Python / PyTorch Fundamentals Interview Questions
How do you implement and use learning rate schedulers in PyTorch?
A fixed learning rate throughout training is rarely optimal — too high late in training prevents fine convergence, while too low early on wastes time. PyTorch's torch.optim.lr_scheduler module adjusts the learning rate systematically as training progresses.
import torch
import torch.nn as nn
import torch.optim as optim
model = nn.Linear(10, 1)
optimizer = optim.AdamW(model.parameters(), lr=1e-3)
# ── StepLR: multiply lr by gamma every step_size epochs
scheduler_step = optim.lr_scheduler.StepLR(
optimizer, step_size=10, gamma=0.1
)
# ── CosineAnnealingLR: smooth decay following a cosine curve
scheduler_cos = optim.lr_scheduler.CosineAnnealingLR(
optimizer, T_max=100, eta_min=1e-6
)
# ── ReduceLROnPlateau: reduce lr when a metric stops improving
scheduler_plateau = optim.lr_scheduler.ReduceLROnPlateau(
optimizer, mode="min", factor=0.5, patience=5
)
# ── OneCycleLR: warmup then decay — fast convergence ("super-convergence")
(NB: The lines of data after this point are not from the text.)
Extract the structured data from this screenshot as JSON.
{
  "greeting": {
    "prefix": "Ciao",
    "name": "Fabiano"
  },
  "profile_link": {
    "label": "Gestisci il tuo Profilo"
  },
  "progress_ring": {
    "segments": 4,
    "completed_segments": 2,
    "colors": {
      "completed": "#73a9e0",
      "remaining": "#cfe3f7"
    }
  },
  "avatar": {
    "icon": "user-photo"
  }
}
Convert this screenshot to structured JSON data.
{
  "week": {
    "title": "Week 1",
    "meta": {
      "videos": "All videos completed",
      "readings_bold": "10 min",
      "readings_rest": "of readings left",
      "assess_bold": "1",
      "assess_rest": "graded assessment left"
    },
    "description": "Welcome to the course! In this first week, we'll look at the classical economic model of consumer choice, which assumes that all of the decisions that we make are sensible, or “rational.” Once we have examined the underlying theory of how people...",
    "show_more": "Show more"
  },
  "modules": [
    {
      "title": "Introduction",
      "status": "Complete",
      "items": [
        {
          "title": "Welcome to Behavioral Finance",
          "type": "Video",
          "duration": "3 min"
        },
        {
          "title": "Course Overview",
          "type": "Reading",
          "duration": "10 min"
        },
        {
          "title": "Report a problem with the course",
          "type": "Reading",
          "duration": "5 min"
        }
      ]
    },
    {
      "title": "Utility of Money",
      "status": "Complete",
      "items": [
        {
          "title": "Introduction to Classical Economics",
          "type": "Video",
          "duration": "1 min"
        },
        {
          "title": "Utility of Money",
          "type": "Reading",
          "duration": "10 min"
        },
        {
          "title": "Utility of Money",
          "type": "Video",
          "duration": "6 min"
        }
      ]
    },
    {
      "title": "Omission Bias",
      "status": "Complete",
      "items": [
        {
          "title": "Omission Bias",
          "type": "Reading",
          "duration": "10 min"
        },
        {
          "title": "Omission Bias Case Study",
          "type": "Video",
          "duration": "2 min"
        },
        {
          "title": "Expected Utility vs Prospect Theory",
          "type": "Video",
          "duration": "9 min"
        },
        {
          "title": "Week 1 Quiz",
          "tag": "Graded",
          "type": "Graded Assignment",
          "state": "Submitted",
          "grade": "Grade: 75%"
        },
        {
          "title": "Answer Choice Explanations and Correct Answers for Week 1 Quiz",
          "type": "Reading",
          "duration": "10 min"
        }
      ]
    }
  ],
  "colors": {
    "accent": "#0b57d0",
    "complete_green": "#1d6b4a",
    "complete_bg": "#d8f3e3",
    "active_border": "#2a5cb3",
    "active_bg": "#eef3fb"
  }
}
n_epochs, steps_per_epoch = 10, 100
scheduler_1cycle = optim.lr_scheduler.OneCycleLR(
optimizer,
max_lr=1e-2,
total_steps=n_epochs * steps_per_epoch,
pct_start=0.3, # 30% of steps used for warmup
)
# ── Training loop with scheduler
for epoch in range(100):
train_one_epoch(model, train_loader, optimizer, loss_fn, device)
val_loss, _ = validate(model, val_loader, loss_fn, device)
scheduler_cos.step() # epoch-based scheduler — call once per epoch
scheduler_plateau.step(val_loss) # metric-based — pass the metric value
current_lr = optimizer.param_groups[0]["lr"]
print(f"Epoch {epoch}: lr={current_lr:.6f}")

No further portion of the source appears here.